“And when Jesus was in Bethany at the house of Simon the leper, a woman came to Him having an alabaster flask of very costly fragrant oil, and she poured it on His head as He sat at the table. But when His disciples saw it, they were indignant, saying, “Why this waste? For this fragrant oil might have been sold for much and given to the poor.” But when Jesus was aware of it, He said to them, “Why do you trouble the woman? For she has done a good work for Me. For you have the poor with you always, but Me you do not have always. For in pouring this fragrant oil on My body, she did it for My burial. Assuredly, I say to you, wherever this gospel is preached in the whole world, what this woman has done will also be told as a memorial to her.” Matthew 26:6-13**
Nothing which is poured out over You — no amount of time or devotion — is waste. You received her perceived squandering, then, just as You receive from me now.
I adore You, oh God who encourages my weak worship.
You didn’t merely tolerate her offering, in hopes she might soon learn to be the worker You need her to be — You embraced her then. There. That spilling over of love was her life memorial. You canonized her because extravagant love poured out over You is worth remembering. To You, this love was good work.
Life stopped for costly love, because You are costly love and this love paradigm — this love exchange, that she could give to You?! — that You have set up, is life.
I love You, Definer of life and love which works radically against my insides.
She knew, early, that her first-fruits were intended for Your person. Our best was made to be laid at Your feet.
Even the Son of God can receive. From her, from me. I have something to give You. Oh, God, I adore You for welcoming my weak worship.
She played a part in the world’s epic story, all because of her extravagant outpouring, and You linked her story — in every place, across the earth — to the very story of Your emptying. The memorial wasn’t just unto You, it was told “as a memorial to her.”
You share Your glory and yet this very parceling-out brings You more glory. Who is this God who invites my partnership, like it invited hers that day? My participation doesn’t require You to divide what is due to You, it sows into Your method of multiplication.
You make me shine. My story, woven to Your story, doesn’t threaten You, it exhibits You. You don’t need me, You want me.
And in shining, I bring You glory.
That day, You endorsed that which even those who shared Your days saw to be great waste. But she loved lavishly so that I might know Your cross wasn’t the only extravagant offering.
I get to pour out too.
I love You, God who not only gives, but receives. You give me reason to worship because my worship catches Your eye. She moved You in that fleeting moment where the earth witnessed Your last days. What moment am I in, now, which might also be fleeting?

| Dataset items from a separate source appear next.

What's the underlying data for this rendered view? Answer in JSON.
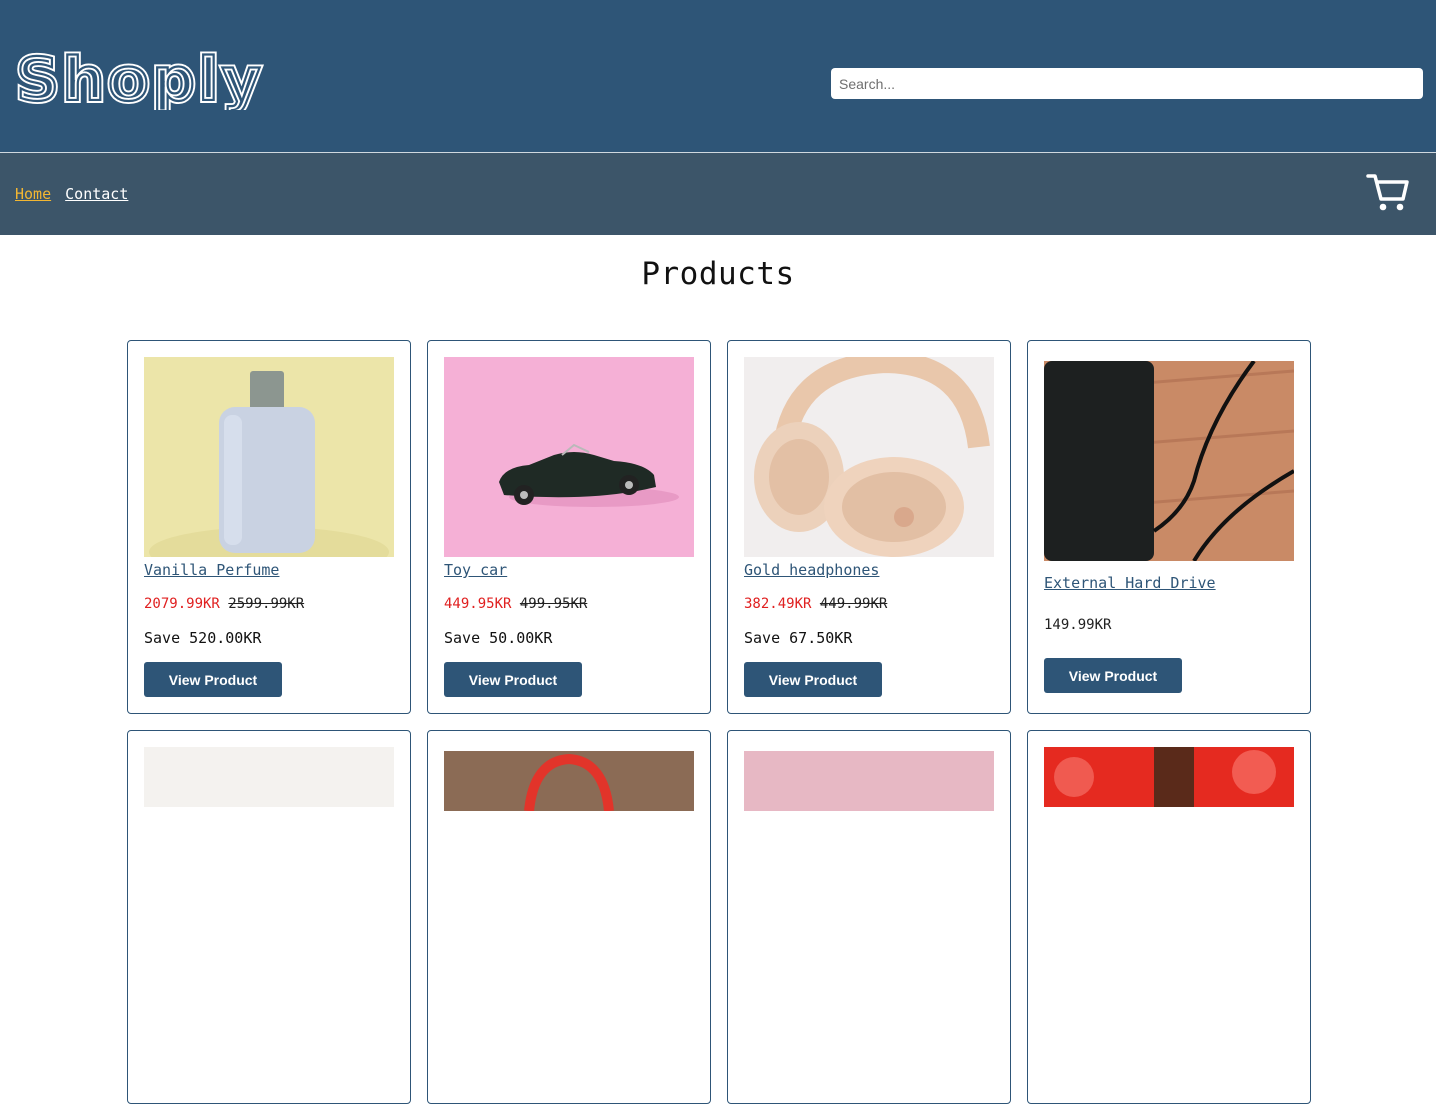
{
  "header": {
    "logo_text": "Shoply",
    "search_placeholder": "Search...",
    "search_value": ""
  },
  "nav": {
    "links": [
      {
        "label": "Home",
        "active": true
      },
      {
        "label": "Contact",
        "active": false
      }
    ],
    "cart_icon": "cart-icon"
  },
  "main": {
    "title": "Products",
    "products": [
      {
        "name": "Vanilla Perfume",
        "sale_price": "2079.99KR",
        "original_price": "2599.99KR",
        "save": "Save 520.00KR",
        "button": "View Product",
        "image": "perfume-bottle"
      },
      {
        "name": "Toy car",
        "sale_price": "449.95KR",
        "original_price": "499.95KR",
        "save": "Save 50.00KR",
        "button": "View Product",
        "image": "toy-car"
      },
      {
        "name": "Gold headphones",
        "sale_price": "382.49KR",
        "original_price": "449.99KR",
        "save": "Save 67.50KR",
        "button": "View Product",
        "image": "headphones"
      },
      {
        "name": "External Hard Drive",
        "price": "149.99KR",
        "button": "View Product",
        "image": "hard-drive"
      }
    ],
    "second_row_images": [
      "white-product",
      "red-headphones",
      "pink-product",
      "red-bottle"
    ]
  },
  "colors": {
    "header_bg": "#2e5577",
    "nav_bg": "#3c5569",
    "active_link": "#f2b632",
    "sale_price": "#e02020",
    "button_bg": "#2e5577"
  }
}
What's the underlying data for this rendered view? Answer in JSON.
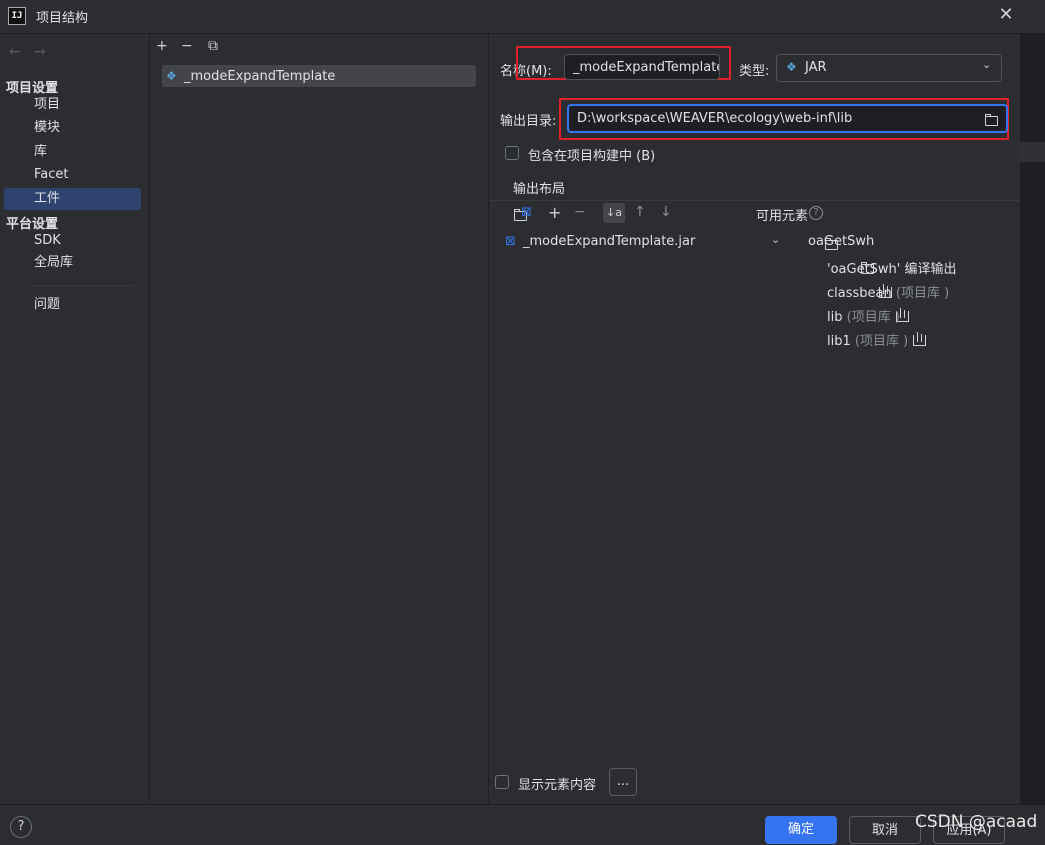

You welcome worship — the kind of worship which interrupts my sense of normal — and my life, too, can become memorialized in Your eyes because of it.
I want to squander it all for You, God. I adore You, God, worthy of my greatest emptying.
I love You, oh Father-Creator of unorthodox participation.
**So …adoration — what do I do with these posts? you ask. First, if you haven’t yet, do read: Why I Adore, How to Really Fall in Love, and The Words to Use When You’re Not Ready to Talk to give you a context.
If you are compelled, don’t wait until you feel familiar and comfortable to start (ready, FIRE, aim). Set up a space and time in your own life to begin adoring. Over laundry or dinner dishes, on your commute to work, or in the wee morning hours — five or ten minutes is a great start. You can use the verses I list here with these Holy Week Adorations to start. Feel free to lurk or join the group of us over here, adoring daily.
Then practice praise — practicing telling your soul and telling God who He is. Even this small act of moving our mouths towards praise when we don’t feel it (especially when we don’t feel it), expands our insides.
I promise your weary soul won’t regret it.